Mobile medical app developers, if they assume FDA will oppose new and novel mobile medical apps, are likely to produce a self-fulfilling prophecy. The one thing I can guarantee you is that FDA, like most agencies, does not like flagrant indifference to its rules. A little bit of relationship building at the outset, where the company shows the agency the respect it deserves, will almost always yield a productive collaboration.
4. Misreading the law
I’ve been doing this regulatory work for 30 years, and in that time I can honestly tell you that very rarely is a good idea illegal. If you think you have a good idea for an app and that app will plainly help patients, and if a friend tells you the app is illegal, find a new friend. There is almost always a way to bring new, beneficial technology to market. Usually, instead of illegality, the issue turns out to be that there are certain steps the company must take in order to come into compliance before bringing the product to market. And, creative people can look for creative ways to achieve that compliance.

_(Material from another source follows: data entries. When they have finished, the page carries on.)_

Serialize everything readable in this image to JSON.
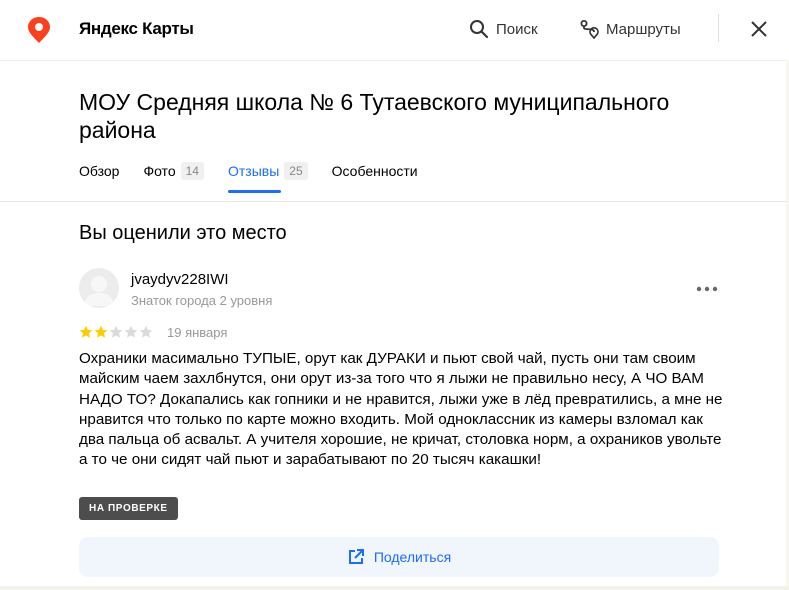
{
  "header": {
    "brand": "Яндекс Карты",
    "search_label": "Поиск",
    "routes_label": "Маршруты",
    "icons": {
      "logo": "map-pin-icon",
      "search": "search-icon",
      "routes": "route-icon",
      "close": "close-icon"
    },
    "brand_color": "#fc3f1d"
  },
  "place": {
    "title": "МОУ Средняя школа № 6 Тутаевского муниципального района"
  },
  "tabs": [
    {
      "label": "Обзор",
      "count": null,
      "active": false
    },
    {
      "label": "Фото",
      "count": "14",
      "active": false
    },
    {
      "label": "Отзывы",
      "count": "25",
      "active": true
    },
    {
      "label": "Особенности",
      "count": null,
      "active": false
    }
  ],
  "review_section": {
    "title": "Вы оценили это место",
    "review": {
      "author": "jvaydyv228IWI",
      "level": "Знаток города 2 уровня",
      "rating": 2,
      "max_rating": 5,
      "date": "19 января",
      "text": "Охраники масимально ТУПЫЕ, орут как ДУРАКИ и пьют свой чай, пусть они там своим майским чаем захлбнутся, они орут из-за того что я лыжи не правильно несу, А ЧО ВАМ НАДО ТО? Докапались как гопники и не нравится, лыжи уже в лёд превратились, а мне не нравится что только по карте можно входить. Мой одноклассник из камеры взломал как два пальца об асвальт. А учителя хорошие, не кричат, столовка норм, а охраников увольте а то че они сидят чай пьют и зарабатывают по 20 тысяч какашки!",
      "status_badge": "НА ПРОВЕРКЕ",
      "share_label": "Поделиться"
    }
  },
  "colors": {
    "accent": "#196dff",
    "star_filled": "#fc0",
    "star_empty": "#dadada",
    "badge_bg": "#4d4d4d",
    "share_bg": "#f1f5fc"
  }
}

Complying with specified requirements is a very different issue from facing a prohibition. Sometimes mobile medical apps must be made using a quality system to assure they work as intended. Sometimes the software has to be validated, and sometimes that validation needs to be reviewed by FDA. It is true that often software is so low risk that it doesn’t justify the cost associated with those steps, and that is a legitimate area for debate. Unfortunately, reasonable views – backed up by evidence – will often win that debate. The debate generally breaks down when the parties are simply hurling assertions at each other with no evidence.
The bottom line is: if it’s a good idea that will help patients, I can assure you the people at FDA will be very anxious to figure out a way to get it onto the market.
5. Uber’s strategy hasn’t even worked in the transportation industry yet
Now you might think I’m stupid, or unaware that Uber was recently valued at over $50 billion. But actually I’m just observing that business should be viewed as a marathon, not a sprint. By most accounts, Uber is losing money. More fundamentally, the legal challenges seem to be growing even faster than the business. Certainly, the jury is still out on whether Uber will ultimately prove successful. Right now, many investors are just gambling. It turns out, you can argue with success, if success is only short-term.
This might seem like an odd post for a lawyer to write. Plainly, my own self-interest is in companies trying the Uber approach in healthcare. The consequence of the Uber approach is full employment for lawyers. In three years, Uber has gone from zero to 70 in its law department, including 43 attorneys. And the vast majority of the work is being done by outside counsel and lobbyists. In fact, some speculate that much of the recent $1 billion in venture capital the company has attracted will be used for legal fees. As an attorney, I gotta love that.
So why would an attorney propose a way to enter an industry without hiring scads of lawyers? It’s the same reason doctors consistently recommend preventative care, even though acute care is far more profitable. We all want to recommend what’s in the best interest of our clients. And a strategy of flaunting and fighting is simply doomed to fail in the long run, at least when it comes to mobile medical apps.